A comissão foi, nas palavras dos trabalhadores, “conquistada em 21 de julho
de 1981”. Surgiu depois de uma greve de 51 dias. Até hoje representa os
empregados horistas (fábrica) e mensalistas (escritórios) em todas as
ocasiões. É lá que a “peãozada” vai buscar socorro. Nas suas salas, ao
contrário de outras na empresa em que a foto de Henry Ford reina absoluta,
as paredes lembram a de um comitê do Partido dos Trabalhadores. Lula,
candidato, está presente. A simples existência de uma comissão dentro da
fábrica reconhecida pelos trabalhadores fez dela um pequeno mas barulhento
referencial para o movimento sindical.
“A Ford, mundialmente, sempre foi muito forte contra os sindicatos. Mas aqui
a comissão peitava os patrões. Assim como o brasileiro é bom de futebol; os
americanos, de basquete; o funcionário da Ford é bom para lutar por seus
direitos”, diz Cayres. Por essa comissão passaram líderes que depois
presidiram o Sindicato dos Metalúrgicos do ABC. Jair Meneguelli, hoje
presidente do Conselho Nacional do Serviço Social da Indústria, foi um
deles. “Minha impressão é de que a negociação sempre foi mais fácil de ser
feita com a orientação americana do que com as demais.”
Meneguelli lembra que certa vez, quando ainda não gozava da imunidade
sindical, foi depor na Polícia Federal em favor do então presidente do
sindicato, Luiz Inácio Lula da Silva. Era o período da ditadura e das
perseguições políticas. Achou que seria demitido no dia seguinte. Ledo
engano.
A conscientização dos trabalhadores da Ford era maior até mesmo que a dos
líderes sindicais, reconhece Meneguelli. “Numa das greves, propus do alto do
carro de som que se quebrasse uma máquina para cada um dos 400 trabalhadores
que a empresa prometia demitir. Houve demissões, só que nenhuma máquina foi
quebrada porque eles sabiam que tinham de garantir o trabalho para quando
voltassem ao batente.” Meneguelli entrou em 1963 na Willys do Brasil, que
quatro anos depois foi comprada pela Ford.

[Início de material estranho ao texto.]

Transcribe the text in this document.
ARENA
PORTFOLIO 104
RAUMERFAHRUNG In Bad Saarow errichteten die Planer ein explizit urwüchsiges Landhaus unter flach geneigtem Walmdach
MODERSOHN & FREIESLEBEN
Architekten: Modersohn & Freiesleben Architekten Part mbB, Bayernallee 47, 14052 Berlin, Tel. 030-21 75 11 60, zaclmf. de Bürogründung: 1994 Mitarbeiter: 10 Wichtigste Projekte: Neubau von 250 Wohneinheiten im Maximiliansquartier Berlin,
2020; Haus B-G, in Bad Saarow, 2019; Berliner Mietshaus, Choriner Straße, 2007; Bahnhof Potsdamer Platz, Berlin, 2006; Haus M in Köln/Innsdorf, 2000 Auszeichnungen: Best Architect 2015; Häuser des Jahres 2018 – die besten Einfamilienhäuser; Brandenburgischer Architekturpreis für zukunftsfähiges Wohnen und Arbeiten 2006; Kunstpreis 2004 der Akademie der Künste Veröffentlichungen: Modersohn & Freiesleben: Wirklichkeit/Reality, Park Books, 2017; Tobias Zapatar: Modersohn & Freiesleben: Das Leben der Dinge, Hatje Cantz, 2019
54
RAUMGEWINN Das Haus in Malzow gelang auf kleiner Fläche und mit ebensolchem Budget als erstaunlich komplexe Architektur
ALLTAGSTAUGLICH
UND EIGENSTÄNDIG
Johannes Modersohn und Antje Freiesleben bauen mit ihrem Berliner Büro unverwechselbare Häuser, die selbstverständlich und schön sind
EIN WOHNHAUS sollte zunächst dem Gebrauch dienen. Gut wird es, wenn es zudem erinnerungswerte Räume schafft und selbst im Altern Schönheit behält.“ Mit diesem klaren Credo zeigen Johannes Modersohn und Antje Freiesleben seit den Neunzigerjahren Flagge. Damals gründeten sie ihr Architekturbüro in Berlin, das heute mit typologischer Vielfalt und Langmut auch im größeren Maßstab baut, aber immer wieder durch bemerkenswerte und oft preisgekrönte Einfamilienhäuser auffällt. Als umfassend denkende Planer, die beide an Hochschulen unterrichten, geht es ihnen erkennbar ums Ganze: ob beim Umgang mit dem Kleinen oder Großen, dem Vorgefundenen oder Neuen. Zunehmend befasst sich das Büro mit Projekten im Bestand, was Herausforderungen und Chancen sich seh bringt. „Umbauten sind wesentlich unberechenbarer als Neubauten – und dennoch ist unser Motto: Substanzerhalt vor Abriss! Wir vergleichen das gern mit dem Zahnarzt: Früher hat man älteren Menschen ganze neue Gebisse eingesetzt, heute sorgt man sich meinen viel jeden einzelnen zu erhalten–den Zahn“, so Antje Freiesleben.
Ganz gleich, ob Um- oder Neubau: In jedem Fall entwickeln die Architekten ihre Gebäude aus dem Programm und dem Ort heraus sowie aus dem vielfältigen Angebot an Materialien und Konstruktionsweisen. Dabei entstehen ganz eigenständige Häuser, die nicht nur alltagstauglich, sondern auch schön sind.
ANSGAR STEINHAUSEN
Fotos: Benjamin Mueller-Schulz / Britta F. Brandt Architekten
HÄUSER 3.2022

Sabotagens – José Lopes Feijóo, atual presidente do Sindicato dos
Metalúrgicos, entrou em 1973 na empresa como conferente cíclico. Em 1986,
foi demitido com os outros representantes da comissão de fábrica. Motivo
para novas mobilizações, paralisações e até sabotagens dos trabalhadores na
produção.
Quatro anos depois, veio o ápice das brigas com a greve dos “golas
vermelhas”. Todos os funcionários da ferramentaria eram identificados pelo
uniforme com golas vermelhas. Mas os sindicalistas afirmam que o
quebra-quebra com carros queimados e destruídos no pátio de São Bernardo não
foi provocado pelos ferramenteiros. “A Ford tentou jogar trabalhador contra
trabalhador. A empresa deixou de pagar o salário de quem não estava em
greve, o que gerou a revolta”, diz Feijóo.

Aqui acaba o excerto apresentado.